— Ch. 1 · Origins And Early Development —
Facial recognition system.
~4 min read · Ch. 1 of 6
In the 1960s, Woody Bledsoe began a project that required human hands to map every face. A person used a graphics tablet to mark coordinates like pupil centers and eye corners on photographs. This manual process created a database of twenty individual distances between facial features. The computer then compared these measurements to find matches among forty pictures processed per hour. Takeo Kanade later demonstrated a system in 1970 that located anatomical features without human intervention. His machine calculated distance ratios between the chin and other points automatically. Despite early limitations, interest grew enough for Kanade to publish the first detailed book on the subject in 1977.
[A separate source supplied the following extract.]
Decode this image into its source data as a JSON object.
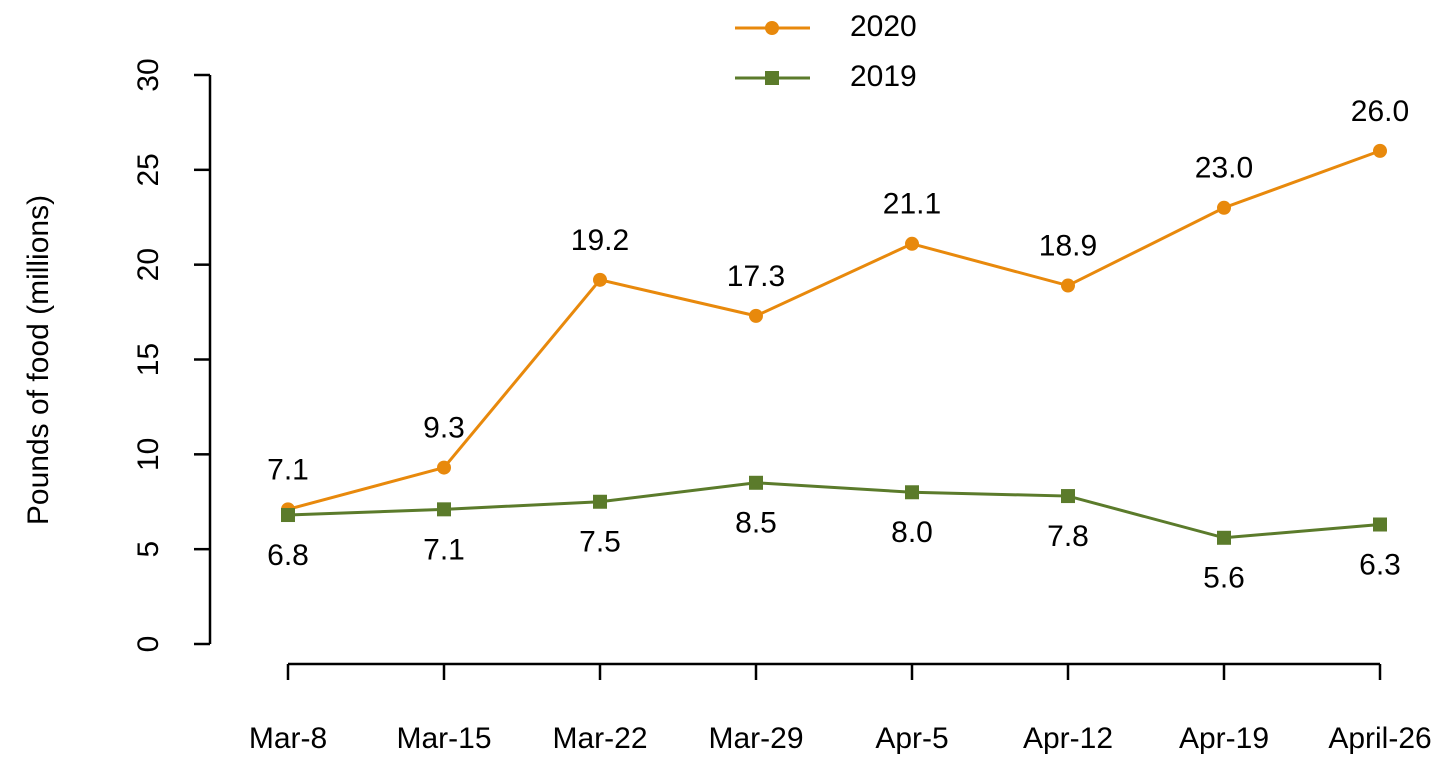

Algorithmic Evolution And Machine Learning
Matthew Turk and Alex Pentland developed Eigenfaces in the early 1990s using principal component analysis. Their method reduced data processing by encoding faces as weighted combinations of global orthogonal features. Pentland defined specific eigen-features like eyes and mouths to advance this linear model approach. By 1997, researchers improved upon Eigenfaces with Fisherfaces using linear discriminant analysis. Christoph von der Malsburg introduced the Bochum system which utilized Gabor filters to record facial grids. This software could identify subjects through mustaches or glasses and was sold commercially as ZN-Face. Paul Viola and Michael Jones launched AdaBoost in 2001 to enable real-time face detection in video footage. Modern systems now employ deep learning neural nets with over 120 million connection weights to achieve high accuracy rates.